The Institutional Structure

The European Union’s institutions are the European Council, the European Parliament, the Council of Ministers, the Commission, the Court of Justice of the European Union, the European Central Bank, and the Court of Auditors. Each institution shall act within the limits of powers conferred on it by the Treaties. It is incumbent on the institutions to practice mutual, sincere cooperation (Art 13 TEU). The first five institutions are particularly relevant for the rest of this study and will therefore be presented in more detail. Among the many other bodies of a different nature, mention should be made of the Economic and Social Committee and the Region Committee: these have an advisory function and assist the European Parliament, the Council, and the Commission.

The European Council

The European Council is the EU’s highest political body. It ‘shall provide the Union with the necessary impetus for its development and shall define the general political directions and priorities thereof’, but has no legislative function.[1] [2] The European Council consists normally of Heads of State or Government, together with its President and the President of the Commission.15 The EU High Representative for Foreign Affairs and Security Policy also participates. The European Council meets twice every six months and makes decisions by consensus, unless otherwise provided in the Treaties with respect to a particular issue. The President of the European Council represents the Union externally in matters covered by the common foreign and security policy. Such representation should, however, not override the authority of the EU High Representative for Foreign Affairs and Security Policy, and this makes for some confusion about the more precise division of powers between the two institutions (Art 15 TEU).

As regards the environment, the European Council has, since October 1972 when environmental policy was first discussed within the Community, often made statements related to EU environmental programmes and priorities.
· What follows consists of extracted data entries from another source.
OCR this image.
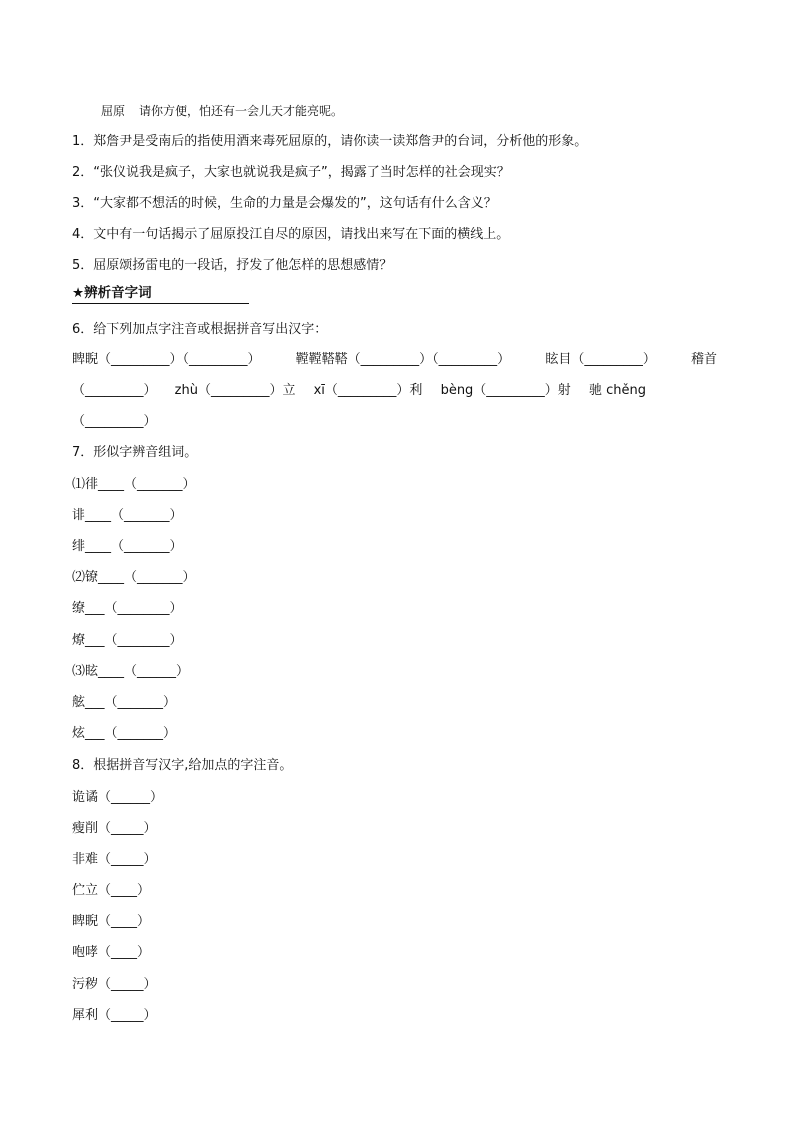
屈原 请你方便，怕还有一会儿天才能亮呢。
1．郑詹尹是受南后的指使用酒来毒死屈原的，请你读一读郑詹尹的台词，分析他的形象。
2．“张仪说我是疯子，大家也就说我是疯子”，揭露了当时怎样的社会现实？
3．“大家都不想活的时候，生命的力量是会爆发的”，这句话有什么含义？
4．文中有一句话揭示了屈原投江自尽的原因，请找出来写在下面的横线上。
5．屈原颂扬雷电的一段话，抒发了他怎样的思想感情？
★辨析音字词
6．给下列加点字注音或根据拼音写出汉字：
睥睨（_________）（_________）	鞺鞺鞳鞳（_________）（_________）	眩目（_________）	稽首
（_________） zhù（_________）立 xī（_________）利 bèng（_________）射 驰 chěng
（_________）
7．形似字辨音组词。
⑴徘____（_______）
诽____（_______）
绯____（_______）
⑵镣____（_______）
缭___（________）
燎___（________）
⑶眩____（______）
舷___（_______）
炫___（_______）
8．根据拼音写汉字,给加点的字注音。
诡谲（______）
瘦削（_____）
非难（_____）
伫立（____）
睥睨（____）
咆哮（____）
污秽（_____）
犀利（_____）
Since the early 1980s, these statements have been more or less regular, and have included guidelines for the work of the environmental institutions.

Given the similar names, it is important not to confuse the European Council with the institution termed the Council (or the Council of Ministers), which plays a central role in the EU legislative process.

  • [1] Art 15(1) TEU.
  • [2] The European Council elects its president, by qualified majority, for a term of two and a halfyears, renewable once. Art 15(1) TEU.